The reaction to the forced resignation was strong and swift in Virginia and around the country. Geography professor Kris Olds wrote a detailed blog post with links to dozens of statements and articles about the ouster. Olds’ concludes by asking a question that could be posed in almost any state, including Wisconsin:
Should the Governor (and the State Government more generally) have the authority to shape governance systems so significantly when at the same time they are demonstrating less and less willingness to fund state universities, including the public flagship university?
Judith Burstyn, a PROFS steering committee member, offered a brief commentary in the Chronicle of Higher Education. Burstyn writes that it “is far easier to lose stature as a great university than it is to gain it. Wise university leaders understand this, and they bring change to their institutions through steady and deliberate engagement of faculty, staff, and students.”
Former UW-Madison Chancellor Donna Shalala said in an interview with the New York Times that great research universities require strong shared governance and a commitment to academic freedom: “It was a lot easier to run a cabinet department than the University of Wisconsin. There are a lot of different constituencies at a university, and the president cannot be successful without buy-in from all of them.”
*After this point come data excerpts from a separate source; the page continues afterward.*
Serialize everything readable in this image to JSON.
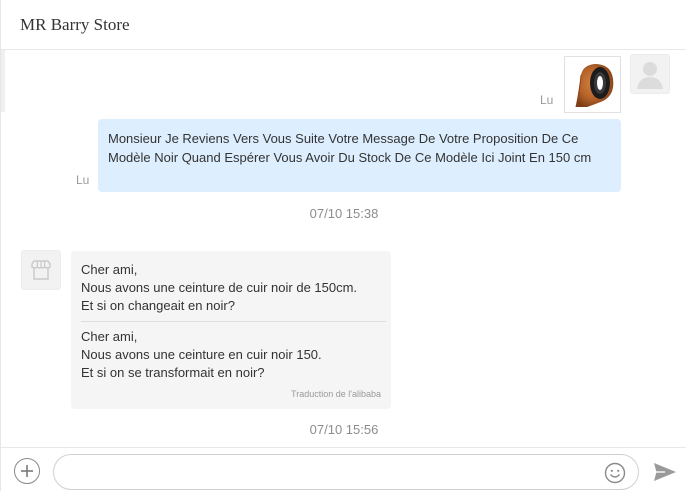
{
  "header": {
    "title": "MR Barry Store"
  },
  "messages": {
    "image_message": {
      "read_status": "Lu",
      "thumbnail_icon": "brown-leather-belt-coil-image"
    },
    "text_message": {
      "read_status": "Lu",
      "text": "Monsieur Je Reviens Vers Vous Suite Votre Message De Votre Proposition De Ce Modèle Noir Quand Espérer Vous Avoir Du Stock De Ce Modèle Ici Joint En 150 cm"
    },
    "timestamp_1": "07/10 15:38",
    "reply_message": {
      "original_lines": [
        "Cher ami,",
        "Nous avons une ceinture de cuir noir de 150cm.",
        "Et si on changeait en noir?"
      ],
      "translated_lines": [
        "Cher ami,",
        "Nous avons une ceinture en cuir noir 150.",
        "Et si on se transformait en noir?"
      ],
      "translation_credit": "Traduction de l'alibaba",
      "avatar_icon": "store-icon"
    },
    "timestamp_2": "07/10 15:56"
  },
  "composer": {
    "input_value": "",
    "input_placeholder": "",
    "add_icon": "plus-icon",
    "emoji_icon": "smiley-icon",
    "send_icon": "send-icon"
  },
  "colors": {
    "outgoing_bubble": "#ddeeff",
    "incoming_bubble": "#f5f5f5",
    "timestamp": "#8c8c8c",
    "read_status": "#9a9a9a"
  }
}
UW System does not currently allow institutional governing boards, but the Special Task Force on UW Restructuring and Operational Flexibilities discussed advisory boards at its April and May meetings. The task force agreed to recommend allowing individual chancellors to create or strengthen institution-level advisory boards, with the Board of Regents retaining governing authority for the UW-System. They also suggested that advisory boards include one or two Regent members, most likely identified by Board leadership.